The history of Birmingham’s highly successful pen trade will feature in a special exhibition going on display at the summer Antiques for Everyone fair, which starts this week at the NEC, Birmingham on Thursday until Sunday.
A fascinating exhibition will be presented by Birmingham’s Pen Museum and will celebrate the lives of the manufacturers and workers whose expertise placed the city at the centre of the trade in the 19th century. At the height of pen manufacture 75% of every hand-written item in the world was done with a Birmingham-made pen.
The exhibition will also feature a selection of pieces from the Writing Equipment Society, including a rare silver repoussé snail engraved eyedropper pen hall marked for 1907/8 by Alfred George Harley, Pencil Case Maker of 26 Spencer Street in the Birmingham Jewellery Quarter. While many pens are engraved, either with the owner’s name or as an advertising piece, this Waterman pen from June 1917 was presented to a William S. Silver from ‘The Orphans of New York’. The intriguing story of this unusual piece will be explained as part of the Pen Display.

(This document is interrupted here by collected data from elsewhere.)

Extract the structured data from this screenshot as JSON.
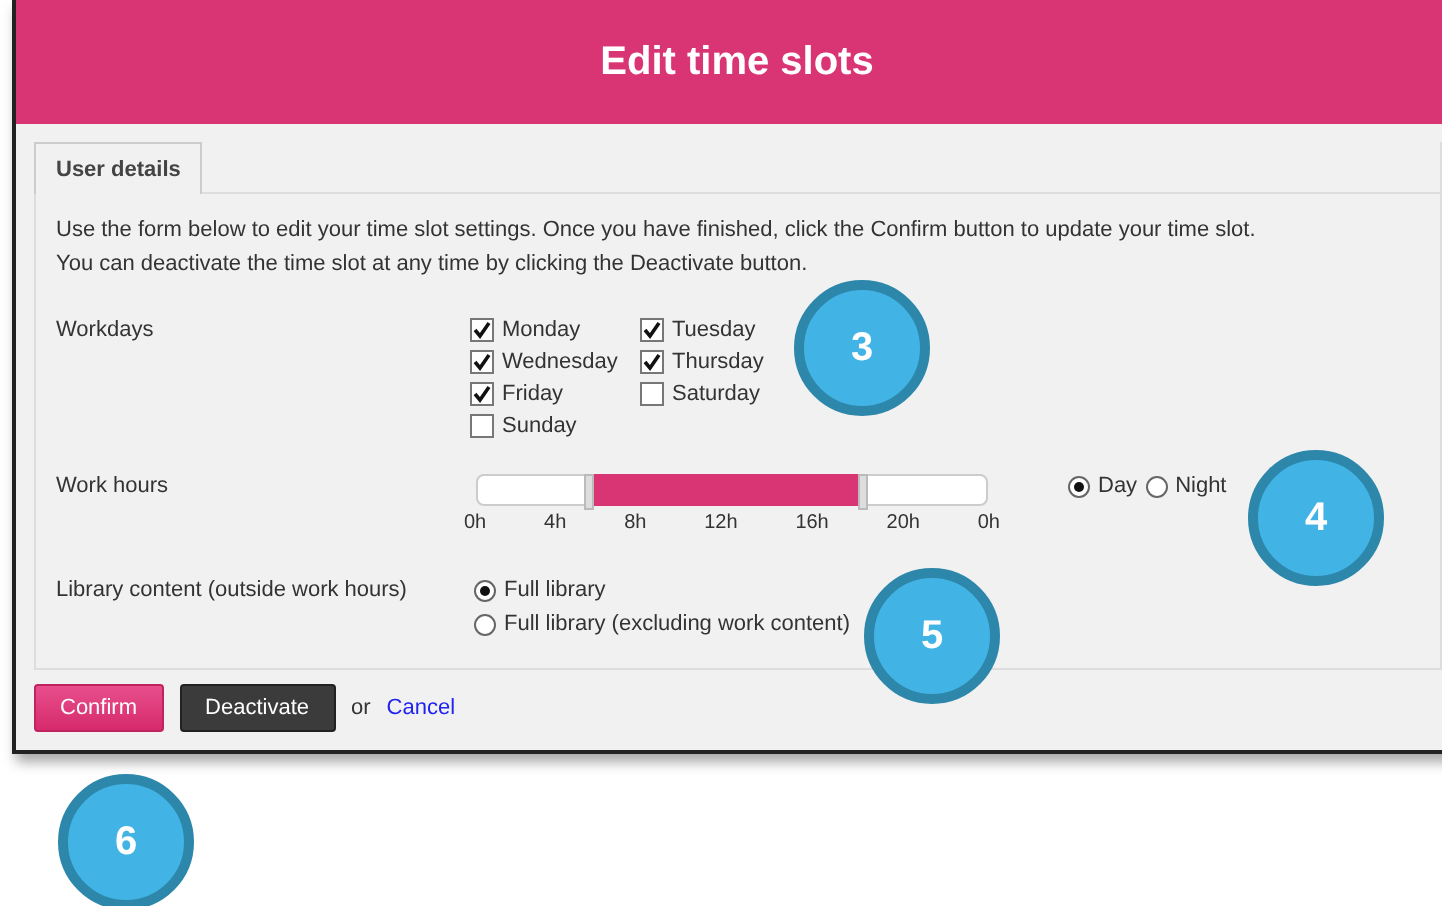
{
  "window": {
    "title": "Edit time slots"
  },
  "section": {
    "legend": "User details",
    "intro": "Use the form below to edit your time slot settings. Once you have finished, click the Confirm button to update your time slot. You can deactivate the time slot at any time by clicking the Deactivate button."
  },
  "workdays": {
    "label": "Workdays",
    "days": [
      {
        "label": "Monday",
        "checked": true
      },
      {
        "label": "Tuesday",
        "checked": true
      },
      {
        "label": "Wednesday",
        "checked": true
      },
      {
        "label": "Thursday",
        "checked": true
      },
      {
        "label": "Friday",
        "checked": true
      },
      {
        "label": "Saturday",
        "checked": false
      },
      {
        "label": "Sunday",
        "checked": false
      }
    ]
  },
  "work_hours": {
    "label": "Work hours",
    "handles": [
      {
        "level": 0.215
      },
      {
        "level": 0.755
      }
    ],
    "ticks": [
      "0h",
      "4h",
      "8h",
      "12h",
      "16h",
      "20h",
      "0h"
    ],
    "modes": [
      {
        "label": "Day",
        "selected": true
      },
      {
        "label": "Night",
        "selected": false
      }
    ]
  },
  "library": {
    "label": "Library content (outside work hours)",
    "options": [
      {
        "label": "Full library",
        "selected": true
      },
      {
        "label": "Full library (excluding work content)",
        "selected": false
      }
    ]
  },
  "actions": {
    "confirm": "Confirm",
    "deactivate": "Deactivate",
    "or": "or",
    "cancel": "Cancel"
  },
  "callouts": [
    "3",
    "4",
    "5",
    "6"
  ]
}
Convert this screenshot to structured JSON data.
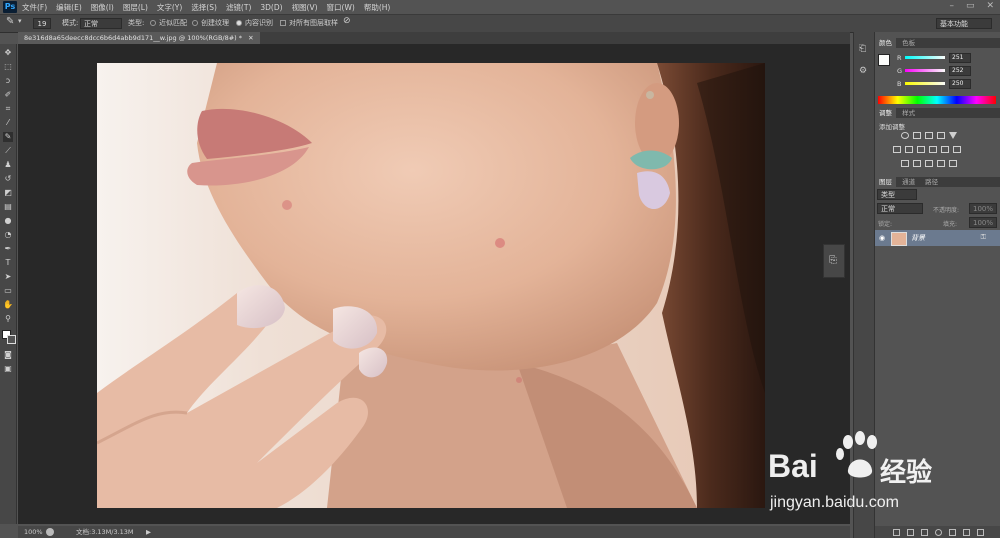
{
  "app": {
    "logo": "Ps"
  },
  "menu": [
    "文件(F)",
    "编辑(E)",
    "图像(I)",
    "图层(L)",
    "文字(Y)",
    "选择(S)",
    "滤镜(T)",
    "3D(D)",
    "视图(V)",
    "窗口(W)",
    "帮助(H)"
  ],
  "window_controls": [
    "–",
    "▭",
    "✕"
  ],
  "options": {
    "brush_size": "19",
    "mode_label": "模式:",
    "mode_value": "正常",
    "type_label": "类型:",
    "type_options": [
      "近似匹配",
      "创建纹理",
      "内容识别"
    ],
    "selected_type": "内容识别",
    "sample_all": "对所有图层取样",
    "workspace": "基本功能"
  },
  "document": {
    "tab_label": "8e316d8a65deecc8dcc6b6d4abb9d171__w.jpg @ 100%(RGB/8#) *",
    "close": "✕"
  },
  "status": {
    "zoom": "100%",
    "doc_size": "文档:3.13M/3.13M",
    "arrow": "▶"
  },
  "color_panel": {
    "tabs": [
      "颜色",
      "色板"
    ],
    "r_label": "R",
    "g_label": "G",
    "b_label": "B",
    "r": "251",
    "g": "252",
    "b": "250"
  },
  "adjust_panel": {
    "tabs": [
      "调整",
      "样式"
    ],
    "title": "添加调整"
  },
  "layers_panel": {
    "tabs": [
      "图层",
      "通道",
      "路径"
    ],
    "filter_label": "类型",
    "blend_mode": "正常",
    "opacity_label": "不透明度:",
    "opacity_value": "100%",
    "lock_label": "锁定:",
    "fill_label": "填充:",
    "fill_value": "100%",
    "layer_name": "背景"
  },
  "watermark": {
    "brand": "Bai",
    "brand_cn": "经验",
    "url": "jingyan.baidu.com"
  },
  "colors": {
    "ui_bg": "#535353",
    "canvas_bg": "#282828",
    "accent": "#31a8ff"
  }
}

Birmingham’s Pen Museum is based in the famous Jewellery Quarter and celebrates the city’s thriving pen industry in the 19th century. The history of pen making begins in 1780 when Samuel Harrison of Birmingham produced one of the first handmade steel pens for the industrialist Joseph Priestly. By 1822 John Mitchell became established as one of the earliest manufacturers to have mass-produced pens using hand presses. In the 1830’s, Joseph Gillott, Josiah Mason and John & William Mitchell became major manufacturers in the area.
By the 1860’s there was about 100 companies involved in the trade, although twelve of the larger ones dominated the local area. Employing large numbers of women in purpose built factories these were centred in and around the Jewellery Quarter. By the 1880’s Birmingham was exporting pens to Three Quarters of the world. By 1913 the factories were producing around 1½ billion pen nibs in a 100,000 different varieties. In 1918 the Pen Workers Union was formed and also in that year the Pen Makers Association formed. In 1945 a change to wartime production of spring ammunition clips for bullets. The 1950’s saw the decline of the trade with the competition from fountain and ballpoint pens.
Alongside the exhibition, a number of dealers at Antiques for Everyone will be offering for sale pens and writing accessories.
Antiques for Everyone brings together more than 200 dealers and collectors from across the antiques market, featuring exhibits totalling more than £10 million.